With its story and puzzles frustrating me, the game did have some diversions to keep me busy. It had its own card game that appears after a few hours, and it’s not that bad. It’s nothing even close to my Triple Triad obsession from Final Fantasy VIII, but Quartet is still fuun. You can challenge several other characters in the game to play, and the object is to build up groups of four cards of the same suit in your hand. The game has eight sets of four cards, and you can ask your opponent for a card on your turn. If they have the card you asked for, you get the card and can keep asking. It starts off as a guessing game, but as you keep track of what your opponent hasn’t had and what he is asking you for during his turn, you get a feel for what cards you can get. It’s a fun little diversion for when you’re losing your temper, but nothing I spent much time with.
While you’re clicking around the environment looking for the one item that will solve the puzzle, you may find one of the game’s collectibles. There are hidden dewdrops, stickers, Quartet cards, and stories all kicking around the environment in some way. Using the item that highlights clickable things won’t show you where they are, so instead you’ll be stuck looking around the environment for them yourself. It’s kind of nice to have them at times as you click around an area while looking for something as it makes returning to the same areas over and over again a little easier, but they don’t actually do much of anything. It was a nice gesture, but it’s not like you’re going to unlock some secret weapon.
I wanted to like The Night of the Rabbit more than I actually did like it. The puzzles rarely give you any satisfaction; often bleeding into more puzzles and providing continual frustration even for a point-and-click game.
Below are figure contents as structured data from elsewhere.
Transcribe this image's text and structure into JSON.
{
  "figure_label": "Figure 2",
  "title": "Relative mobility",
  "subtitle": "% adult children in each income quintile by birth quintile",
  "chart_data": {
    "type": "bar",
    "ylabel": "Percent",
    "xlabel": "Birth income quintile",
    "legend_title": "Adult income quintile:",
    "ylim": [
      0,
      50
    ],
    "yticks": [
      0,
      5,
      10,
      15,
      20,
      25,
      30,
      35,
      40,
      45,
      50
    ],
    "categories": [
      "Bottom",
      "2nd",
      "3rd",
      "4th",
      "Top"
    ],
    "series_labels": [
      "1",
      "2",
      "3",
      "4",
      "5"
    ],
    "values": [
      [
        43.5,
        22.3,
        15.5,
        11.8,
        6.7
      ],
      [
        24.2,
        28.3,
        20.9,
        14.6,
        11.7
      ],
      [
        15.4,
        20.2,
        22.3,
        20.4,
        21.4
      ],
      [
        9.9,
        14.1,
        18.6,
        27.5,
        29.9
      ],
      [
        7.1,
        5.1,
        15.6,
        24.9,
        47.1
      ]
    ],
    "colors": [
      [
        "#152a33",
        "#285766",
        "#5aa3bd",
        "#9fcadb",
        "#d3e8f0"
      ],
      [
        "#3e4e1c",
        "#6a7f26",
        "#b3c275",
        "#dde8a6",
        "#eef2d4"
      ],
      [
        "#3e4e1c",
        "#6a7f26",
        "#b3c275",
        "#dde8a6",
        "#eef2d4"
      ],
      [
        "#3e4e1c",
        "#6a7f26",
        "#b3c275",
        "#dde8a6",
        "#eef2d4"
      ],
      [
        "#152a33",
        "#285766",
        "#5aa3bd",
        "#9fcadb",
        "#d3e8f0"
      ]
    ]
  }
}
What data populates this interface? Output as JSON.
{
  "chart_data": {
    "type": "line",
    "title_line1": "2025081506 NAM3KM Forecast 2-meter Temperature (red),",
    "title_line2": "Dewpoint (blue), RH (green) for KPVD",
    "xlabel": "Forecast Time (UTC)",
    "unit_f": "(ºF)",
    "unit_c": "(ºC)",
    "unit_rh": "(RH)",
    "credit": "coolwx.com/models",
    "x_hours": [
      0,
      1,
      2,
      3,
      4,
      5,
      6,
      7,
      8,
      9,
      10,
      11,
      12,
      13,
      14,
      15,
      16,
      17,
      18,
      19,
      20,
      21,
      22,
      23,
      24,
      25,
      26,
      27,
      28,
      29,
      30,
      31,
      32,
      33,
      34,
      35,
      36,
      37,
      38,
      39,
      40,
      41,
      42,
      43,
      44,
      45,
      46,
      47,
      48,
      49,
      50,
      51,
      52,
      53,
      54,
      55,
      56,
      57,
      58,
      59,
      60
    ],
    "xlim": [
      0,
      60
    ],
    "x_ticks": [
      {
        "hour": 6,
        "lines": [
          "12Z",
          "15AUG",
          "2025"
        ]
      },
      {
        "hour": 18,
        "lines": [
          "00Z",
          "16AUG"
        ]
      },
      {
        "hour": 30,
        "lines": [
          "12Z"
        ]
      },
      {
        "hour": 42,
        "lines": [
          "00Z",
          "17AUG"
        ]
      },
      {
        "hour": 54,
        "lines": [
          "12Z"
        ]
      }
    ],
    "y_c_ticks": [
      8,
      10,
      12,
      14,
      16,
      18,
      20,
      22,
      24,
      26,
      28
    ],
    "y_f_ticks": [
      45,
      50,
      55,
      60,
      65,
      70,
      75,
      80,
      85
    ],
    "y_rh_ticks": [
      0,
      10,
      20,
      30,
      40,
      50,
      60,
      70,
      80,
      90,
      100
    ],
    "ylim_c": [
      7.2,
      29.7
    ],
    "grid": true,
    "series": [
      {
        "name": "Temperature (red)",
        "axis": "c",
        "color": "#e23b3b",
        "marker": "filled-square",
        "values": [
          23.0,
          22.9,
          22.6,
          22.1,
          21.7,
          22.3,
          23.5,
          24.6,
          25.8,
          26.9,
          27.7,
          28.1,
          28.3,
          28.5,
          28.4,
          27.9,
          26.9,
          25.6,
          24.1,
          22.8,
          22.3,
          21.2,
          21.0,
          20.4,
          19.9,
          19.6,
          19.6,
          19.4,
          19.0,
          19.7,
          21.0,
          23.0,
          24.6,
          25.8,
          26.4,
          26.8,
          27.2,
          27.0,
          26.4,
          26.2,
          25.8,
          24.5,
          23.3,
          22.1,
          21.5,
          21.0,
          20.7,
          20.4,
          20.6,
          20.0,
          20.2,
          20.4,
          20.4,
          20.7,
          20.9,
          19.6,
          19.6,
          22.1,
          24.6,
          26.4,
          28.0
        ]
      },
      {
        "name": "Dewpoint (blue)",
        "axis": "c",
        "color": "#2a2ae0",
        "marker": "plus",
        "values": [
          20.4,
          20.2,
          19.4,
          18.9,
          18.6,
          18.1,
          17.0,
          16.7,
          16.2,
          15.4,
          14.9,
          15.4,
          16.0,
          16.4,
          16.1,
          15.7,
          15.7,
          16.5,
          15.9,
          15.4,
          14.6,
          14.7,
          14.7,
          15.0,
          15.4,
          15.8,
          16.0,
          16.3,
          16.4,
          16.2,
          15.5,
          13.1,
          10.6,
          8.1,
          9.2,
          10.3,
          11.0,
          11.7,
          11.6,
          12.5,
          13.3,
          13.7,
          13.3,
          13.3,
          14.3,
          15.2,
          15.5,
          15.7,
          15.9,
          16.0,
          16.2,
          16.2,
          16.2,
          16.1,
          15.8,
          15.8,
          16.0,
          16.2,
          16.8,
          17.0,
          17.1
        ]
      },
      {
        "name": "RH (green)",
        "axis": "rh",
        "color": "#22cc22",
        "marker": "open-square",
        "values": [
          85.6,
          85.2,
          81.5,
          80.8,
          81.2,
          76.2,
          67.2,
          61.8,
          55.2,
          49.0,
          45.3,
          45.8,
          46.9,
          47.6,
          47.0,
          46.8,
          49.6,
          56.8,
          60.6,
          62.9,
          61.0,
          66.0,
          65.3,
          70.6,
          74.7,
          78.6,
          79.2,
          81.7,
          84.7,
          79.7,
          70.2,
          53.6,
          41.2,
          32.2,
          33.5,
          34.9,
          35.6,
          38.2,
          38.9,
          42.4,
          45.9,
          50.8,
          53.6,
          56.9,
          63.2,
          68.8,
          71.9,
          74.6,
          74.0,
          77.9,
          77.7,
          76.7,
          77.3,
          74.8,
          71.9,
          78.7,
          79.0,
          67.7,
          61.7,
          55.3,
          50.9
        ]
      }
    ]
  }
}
The storyline can’t keep its tone straight, and despite having a lot of charm feels like it’s trying too hard to be dark when it never needed to be. I loved the artwork and music, but really felt like a game that was more in keeping with the childish world those things set up would have been more fun to play. The game is definitely interesting and worth your time, but it really could have been better if it had stuck to one core audience.